I couldn’t argue with his conclusion. The bail out soured me on the Obama Administration, too. All that talk about audacity and hope, the excitement I felt on Inauguration Day, hadn’t translated into much in the way of concrete policy. On the other hand, a president’s powers are limited.
“The people should be in the streets,” Duke said, “with axe handles and Molotov cocktails, baseball bats, machetes, kitchen knives, hunting rifles. D.C. and Wall Street should be engulfed in flames, burning to the fucking ground. I’m not a violent man, but I see no other way to disrupt and change the status quo. Political solutions can’t work because the system is irreparably corrupt. The cancer has been growing for years, but it metastasized when the Supreme Court installed W. Bush in the White House.”
“How come you’re not out there, Doc?”
“Me? Too old. Too tired. Too comfortable. My generation had its shot.”
“The 60’s?”
“Yep. We climbed part way up the mountain, and then we got corrupted and co-opted. We got fat, happy and greedy. We’re little more than advertising slogans and statistics now.”
“You’re depressing me, Doc.”
“Yes, I’m not fit for human companionship.”
“You’re really leaving?”
“Amsterdam bound, baby. The first thing I’ll do when I get there is take out my dick and piss all over my passport.”
We shook hands on his porch. I told Duke that we would meet again, somewhere in America, but he was adamant that such a meeting would never happen. He was leaving and not coming back.
“Keep writing,” he said before turning to go back inside.

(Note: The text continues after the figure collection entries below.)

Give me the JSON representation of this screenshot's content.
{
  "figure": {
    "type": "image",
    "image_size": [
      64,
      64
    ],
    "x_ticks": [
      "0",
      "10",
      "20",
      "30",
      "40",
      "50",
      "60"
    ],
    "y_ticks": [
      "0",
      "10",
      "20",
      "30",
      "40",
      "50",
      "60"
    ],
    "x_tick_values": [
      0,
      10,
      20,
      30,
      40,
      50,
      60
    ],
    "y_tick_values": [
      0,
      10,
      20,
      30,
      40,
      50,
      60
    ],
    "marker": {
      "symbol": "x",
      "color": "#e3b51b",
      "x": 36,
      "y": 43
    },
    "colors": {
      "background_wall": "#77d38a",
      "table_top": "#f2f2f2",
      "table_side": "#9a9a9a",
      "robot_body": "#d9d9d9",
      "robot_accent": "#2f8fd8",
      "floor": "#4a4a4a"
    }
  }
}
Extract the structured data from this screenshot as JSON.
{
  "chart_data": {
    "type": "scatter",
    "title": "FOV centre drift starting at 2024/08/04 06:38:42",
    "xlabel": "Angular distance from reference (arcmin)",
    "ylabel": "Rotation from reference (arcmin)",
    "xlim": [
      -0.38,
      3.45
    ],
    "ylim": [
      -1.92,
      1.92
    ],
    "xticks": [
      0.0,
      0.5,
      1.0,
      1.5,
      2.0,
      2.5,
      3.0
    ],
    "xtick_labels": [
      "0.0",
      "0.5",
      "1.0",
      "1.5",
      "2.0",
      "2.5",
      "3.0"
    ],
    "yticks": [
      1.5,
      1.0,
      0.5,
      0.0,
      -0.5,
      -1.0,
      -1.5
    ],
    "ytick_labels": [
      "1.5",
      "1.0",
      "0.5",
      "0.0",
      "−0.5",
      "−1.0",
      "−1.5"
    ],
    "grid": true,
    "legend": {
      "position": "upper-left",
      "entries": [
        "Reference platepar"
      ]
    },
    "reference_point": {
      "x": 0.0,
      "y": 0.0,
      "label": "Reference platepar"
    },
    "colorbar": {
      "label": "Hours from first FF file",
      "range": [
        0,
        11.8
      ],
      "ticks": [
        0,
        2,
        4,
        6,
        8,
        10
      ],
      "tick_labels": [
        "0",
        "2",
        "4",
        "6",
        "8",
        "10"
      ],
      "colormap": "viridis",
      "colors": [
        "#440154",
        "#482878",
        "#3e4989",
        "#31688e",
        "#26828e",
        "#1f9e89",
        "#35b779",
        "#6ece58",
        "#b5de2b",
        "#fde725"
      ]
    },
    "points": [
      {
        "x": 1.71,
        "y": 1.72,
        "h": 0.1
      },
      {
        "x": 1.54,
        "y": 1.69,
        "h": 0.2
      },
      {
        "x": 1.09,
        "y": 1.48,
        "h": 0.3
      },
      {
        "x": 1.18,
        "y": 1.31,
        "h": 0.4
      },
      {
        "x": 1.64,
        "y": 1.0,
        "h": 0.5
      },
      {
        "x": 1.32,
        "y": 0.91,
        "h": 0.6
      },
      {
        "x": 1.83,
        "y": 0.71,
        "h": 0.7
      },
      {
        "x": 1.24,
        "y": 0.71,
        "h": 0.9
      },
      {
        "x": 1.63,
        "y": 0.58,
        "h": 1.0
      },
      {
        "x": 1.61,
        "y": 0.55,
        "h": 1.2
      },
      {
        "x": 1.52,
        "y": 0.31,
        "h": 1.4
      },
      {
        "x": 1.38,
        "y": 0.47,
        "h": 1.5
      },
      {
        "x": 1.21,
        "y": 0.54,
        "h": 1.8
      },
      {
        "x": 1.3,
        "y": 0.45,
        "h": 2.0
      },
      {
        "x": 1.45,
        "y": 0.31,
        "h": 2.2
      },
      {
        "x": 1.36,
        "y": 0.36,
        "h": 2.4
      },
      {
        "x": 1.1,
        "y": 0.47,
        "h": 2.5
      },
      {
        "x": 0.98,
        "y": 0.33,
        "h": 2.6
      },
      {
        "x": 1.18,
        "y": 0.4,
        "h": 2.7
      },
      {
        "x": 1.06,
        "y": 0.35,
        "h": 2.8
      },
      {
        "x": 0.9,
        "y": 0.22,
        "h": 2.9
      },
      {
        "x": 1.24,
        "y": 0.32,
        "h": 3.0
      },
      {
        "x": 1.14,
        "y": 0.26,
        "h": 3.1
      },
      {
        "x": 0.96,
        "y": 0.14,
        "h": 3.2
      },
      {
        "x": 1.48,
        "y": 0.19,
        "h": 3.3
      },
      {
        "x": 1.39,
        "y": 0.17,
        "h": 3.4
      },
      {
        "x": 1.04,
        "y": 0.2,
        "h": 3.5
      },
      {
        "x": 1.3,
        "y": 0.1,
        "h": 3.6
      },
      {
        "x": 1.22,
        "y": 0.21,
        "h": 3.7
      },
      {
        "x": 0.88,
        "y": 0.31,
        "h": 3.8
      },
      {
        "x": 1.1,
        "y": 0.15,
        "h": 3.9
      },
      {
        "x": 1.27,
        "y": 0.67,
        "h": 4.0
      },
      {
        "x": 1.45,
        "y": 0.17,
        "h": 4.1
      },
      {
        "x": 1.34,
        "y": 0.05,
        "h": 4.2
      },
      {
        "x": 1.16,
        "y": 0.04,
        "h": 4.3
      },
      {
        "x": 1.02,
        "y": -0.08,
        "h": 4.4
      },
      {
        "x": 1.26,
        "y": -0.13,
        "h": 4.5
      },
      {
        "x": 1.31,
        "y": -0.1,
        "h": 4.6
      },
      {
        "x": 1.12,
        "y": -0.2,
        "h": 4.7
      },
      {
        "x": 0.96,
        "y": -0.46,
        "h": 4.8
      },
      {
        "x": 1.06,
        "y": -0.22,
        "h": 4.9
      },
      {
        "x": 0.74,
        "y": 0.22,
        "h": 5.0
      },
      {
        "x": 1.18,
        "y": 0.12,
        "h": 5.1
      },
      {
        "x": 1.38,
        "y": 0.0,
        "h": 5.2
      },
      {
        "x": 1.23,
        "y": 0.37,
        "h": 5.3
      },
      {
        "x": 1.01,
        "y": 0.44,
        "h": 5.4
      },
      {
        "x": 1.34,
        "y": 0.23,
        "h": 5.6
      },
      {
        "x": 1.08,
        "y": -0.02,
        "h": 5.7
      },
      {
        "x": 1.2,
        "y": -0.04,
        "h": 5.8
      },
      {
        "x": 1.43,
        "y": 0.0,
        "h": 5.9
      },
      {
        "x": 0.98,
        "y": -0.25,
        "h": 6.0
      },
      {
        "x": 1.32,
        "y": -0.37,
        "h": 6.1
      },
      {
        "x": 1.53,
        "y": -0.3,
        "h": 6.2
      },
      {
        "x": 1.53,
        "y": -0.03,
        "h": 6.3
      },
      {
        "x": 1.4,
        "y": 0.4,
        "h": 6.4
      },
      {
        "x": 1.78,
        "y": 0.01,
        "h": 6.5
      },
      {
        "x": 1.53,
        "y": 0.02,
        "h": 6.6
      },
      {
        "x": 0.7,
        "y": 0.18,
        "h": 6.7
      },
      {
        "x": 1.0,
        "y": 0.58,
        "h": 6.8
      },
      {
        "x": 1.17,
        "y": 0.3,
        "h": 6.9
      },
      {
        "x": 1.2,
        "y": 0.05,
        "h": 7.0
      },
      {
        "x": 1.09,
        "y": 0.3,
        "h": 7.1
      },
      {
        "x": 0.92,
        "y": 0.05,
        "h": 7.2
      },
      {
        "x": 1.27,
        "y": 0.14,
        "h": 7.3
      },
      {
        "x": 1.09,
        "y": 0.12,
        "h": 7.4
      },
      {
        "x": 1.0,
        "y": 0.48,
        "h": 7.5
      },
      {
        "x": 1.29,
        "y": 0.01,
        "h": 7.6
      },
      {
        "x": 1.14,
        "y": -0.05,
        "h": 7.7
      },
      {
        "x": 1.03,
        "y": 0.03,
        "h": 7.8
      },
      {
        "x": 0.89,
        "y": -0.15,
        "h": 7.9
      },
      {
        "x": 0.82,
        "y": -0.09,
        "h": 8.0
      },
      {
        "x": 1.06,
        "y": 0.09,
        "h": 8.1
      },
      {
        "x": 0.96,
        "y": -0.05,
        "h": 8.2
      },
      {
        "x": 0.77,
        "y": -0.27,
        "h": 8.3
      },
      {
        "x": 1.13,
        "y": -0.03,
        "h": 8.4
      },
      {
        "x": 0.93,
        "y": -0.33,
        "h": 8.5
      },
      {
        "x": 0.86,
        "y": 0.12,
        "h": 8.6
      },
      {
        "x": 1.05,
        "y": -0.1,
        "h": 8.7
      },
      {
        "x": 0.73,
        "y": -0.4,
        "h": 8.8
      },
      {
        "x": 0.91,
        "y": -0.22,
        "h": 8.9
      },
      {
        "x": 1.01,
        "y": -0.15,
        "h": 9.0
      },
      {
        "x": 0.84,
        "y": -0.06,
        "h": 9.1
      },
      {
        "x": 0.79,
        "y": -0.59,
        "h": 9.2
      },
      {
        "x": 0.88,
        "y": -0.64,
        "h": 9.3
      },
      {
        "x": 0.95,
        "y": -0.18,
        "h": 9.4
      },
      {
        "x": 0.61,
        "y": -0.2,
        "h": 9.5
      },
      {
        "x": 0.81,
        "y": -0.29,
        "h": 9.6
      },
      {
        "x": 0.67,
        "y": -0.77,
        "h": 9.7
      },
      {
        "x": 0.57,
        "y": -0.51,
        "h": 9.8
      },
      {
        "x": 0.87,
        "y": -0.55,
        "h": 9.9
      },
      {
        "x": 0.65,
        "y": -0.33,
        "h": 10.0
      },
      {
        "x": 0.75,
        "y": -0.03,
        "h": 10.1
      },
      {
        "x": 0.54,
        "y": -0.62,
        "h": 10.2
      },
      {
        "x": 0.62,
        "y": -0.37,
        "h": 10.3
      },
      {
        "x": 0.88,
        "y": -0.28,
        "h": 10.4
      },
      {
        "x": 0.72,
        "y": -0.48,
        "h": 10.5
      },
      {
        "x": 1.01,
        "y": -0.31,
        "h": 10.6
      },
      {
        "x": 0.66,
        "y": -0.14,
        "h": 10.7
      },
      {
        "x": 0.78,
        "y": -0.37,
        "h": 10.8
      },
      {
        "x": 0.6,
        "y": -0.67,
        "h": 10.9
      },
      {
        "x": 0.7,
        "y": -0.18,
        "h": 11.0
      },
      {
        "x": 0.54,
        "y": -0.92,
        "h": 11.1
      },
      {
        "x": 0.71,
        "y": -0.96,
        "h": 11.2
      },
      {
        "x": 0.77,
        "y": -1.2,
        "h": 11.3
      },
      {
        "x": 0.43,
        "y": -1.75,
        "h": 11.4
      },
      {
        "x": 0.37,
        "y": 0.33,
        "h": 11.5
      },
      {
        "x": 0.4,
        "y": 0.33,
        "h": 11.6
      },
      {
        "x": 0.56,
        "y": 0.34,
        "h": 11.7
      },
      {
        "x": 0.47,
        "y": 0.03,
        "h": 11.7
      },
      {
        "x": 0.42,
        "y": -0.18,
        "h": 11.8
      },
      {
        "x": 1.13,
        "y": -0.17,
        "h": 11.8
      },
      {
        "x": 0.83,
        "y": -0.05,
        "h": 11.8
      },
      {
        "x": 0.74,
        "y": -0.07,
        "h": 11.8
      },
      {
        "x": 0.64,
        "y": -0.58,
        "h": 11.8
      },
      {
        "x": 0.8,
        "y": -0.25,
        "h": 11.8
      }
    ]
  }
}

I laughed. “It seems pointless. Nobody reads my shit, Doc.”
“Doesn’t matter. It’s an act of resistance and protest.”
Duke closed the door. The porch light went out and I heard the deadbolt slide into place. I stood in the dark of the porch for a moment, listening to the cicadas, the distant rumble of traffic on the 101, the howl of a lone dog. I never imagined that Duke would become a casualty of the American Dream.
And then I heard the single gunshot.